Sooner or later the world’s 1 billion Catholics will have to make up their minds where they are living: this world or somewhere else. In the U.S., the church currently remains mired in sex scandals. The church is known worldwide as anti-feminist. Spain’s Conference of Catholic Bishops put out a manifesto in February 2004 blaming the sexual revolution for the abuse of women.
“The sexual revolution has separated sex from marriage, and procreation from love,” it said. Its “bitter fruits” are “domestic violence, sexual abuse, and homeless children.”
The church, on the whole, turns a deaf ear to the millions of desperately ill people in Africa and South Asia infected with HIV and AIDS. It rants and raves against gays. Catholics are forceful, but not alone, in arguing that marriage is the basis for having a family. But many millions of people pay little heed to that idea.

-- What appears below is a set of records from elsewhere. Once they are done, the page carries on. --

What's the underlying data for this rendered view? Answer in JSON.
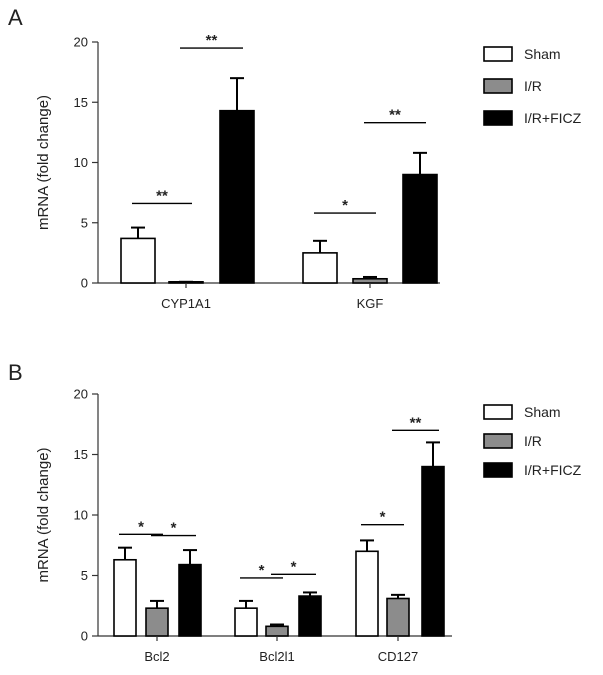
{
  "chart_data": [
    {
      "type": "bar",
      "panel": "A",
      "ylabel": "mRNA (fold change)",
      "ylim": [
        0,
        20
      ],
      "yticks": [
        0,
        5,
        10,
        15,
        20
      ],
      "categories": [
        "CYP1A1",
        "KGF"
      ],
      "series": [
        {
          "name": "Sham",
          "color": "#ffffff",
          "values": [
            3.7,
            2.5
          ],
          "errors": [
            0.9,
            1.0
          ]
        },
        {
          "name": "I/R",
          "color": "#8c8c8c",
          "values": [
            0.05,
            0.35
          ],
          "errors": [
            0.05,
            0.15
          ]
        },
        {
          "name": "I/R+FICZ",
          "color": "#000000",
          "values": [
            14.3,
            9.0
          ],
          "errors": [
            2.7,
            1.8
          ]
        }
      ],
      "significance": [
        {
          "category": 0,
          "from": 0,
          "to": 1,
          "label": "**",
          "y": 6.6
        },
        {
          "category": 0,
          "from": 1,
          "to": 2,
          "label": "**",
          "y": 19.5
        },
        {
          "category": 1,
          "from": 0,
          "to": 1,
          "label": "*",
          "y": 5.8
        },
        {
          "category": 1,
          "from": 1,
          "to": 2,
          "label": "**",
          "y": 13.3
        }
      ],
      "legend": "top-right"
    },
    {
      "type": "bar",
      "panel": "B",
      "ylabel": "mRNA (fold change)",
      "ylim": [
        0,
        20
      ],
      "yticks": [
        0,
        5,
        10,
        15,
        20
      ],
      "categories": [
        "Bcl2",
        "Bcl2l1",
        "CD127"
      ],
      "series": [
        {
          "name": "Sham",
          "color": "#ffffff",
          "values": [
            6.3,
            2.3,
            7.0
          ],
          "errors": [
            1.0,
            0.6,
            0.9
          ]
        },
        {
          "name": "I/R",
          "color": "#8c8c8c",
          "values": [
            2.3,
            0.8,
            3.1
          ],
          "errors": [
            0.6,
            0.15,
            0.3
          ]
        },
        {
          "name": "I/R+FICZ",
          "color": "#000000",
          "values": [
            5.9,
            3.3,
            14.0
          ],
          "errors": [
            1.2,
            0.3,
            2.0
          ]
        }
      ],
      "significance": [
        {
          "category": 0,
          "from": 0,
          "to": 1,
          "label": "*",
          "y": 8.4
        },
        {
          "category": 0,
          "from": 1,
          "to": 2,
          "label": "*",
          "y": 8.3
        },
        {
          "category": 1,
          "from": 0,
          "to": 1,
          "label": "*",
          "y": 4.8
        },
        {
          "category": 1,
          "from": 1,
          "to": 2,
          "label": "*",
          "y": 5.1
        },
        {
          "category": 2,
          "from": 0,
          "to": 1,
          "label": "*",
          "y": 9.2
        },
        {
          "category": 2,
          "from": 1,
          "to": 2,
          "label": "**",
          "y": 17.0
        }
      ],
      "legend": "top-right"
    }
  ]
}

Often the Vatican becomes a caricature of itself, as when Cardinal Tarcisio Bertone said, “Don’t read and don’t buy The Da Vinci Code. This book, read by millions, perverts the story of the Holy Grail, which most certainly does not refer to the descendants of Mary Magdalene. It astonishes and worries me that so many people believe these lies.”
The church has experienced rapid growth in the developing world, especially Latin America, where Brazil has become the country with the largest Catholic population.
Latin America has been the center of the Vatican’s attack against liberation theology, which has sought to portray Jesus as a friend of the poor, encouraging them in the struggle against exploitation and oppression. And the church remains, like the rest of Western Christendom, out to lunch on the subject of Islam.
Most of the cardinals gathering to elect a new pope either come from Europe or were educated in Europe. Will they have the foresight to elect a pope from the developing world who can address spiritual and economic issues of the 21st century?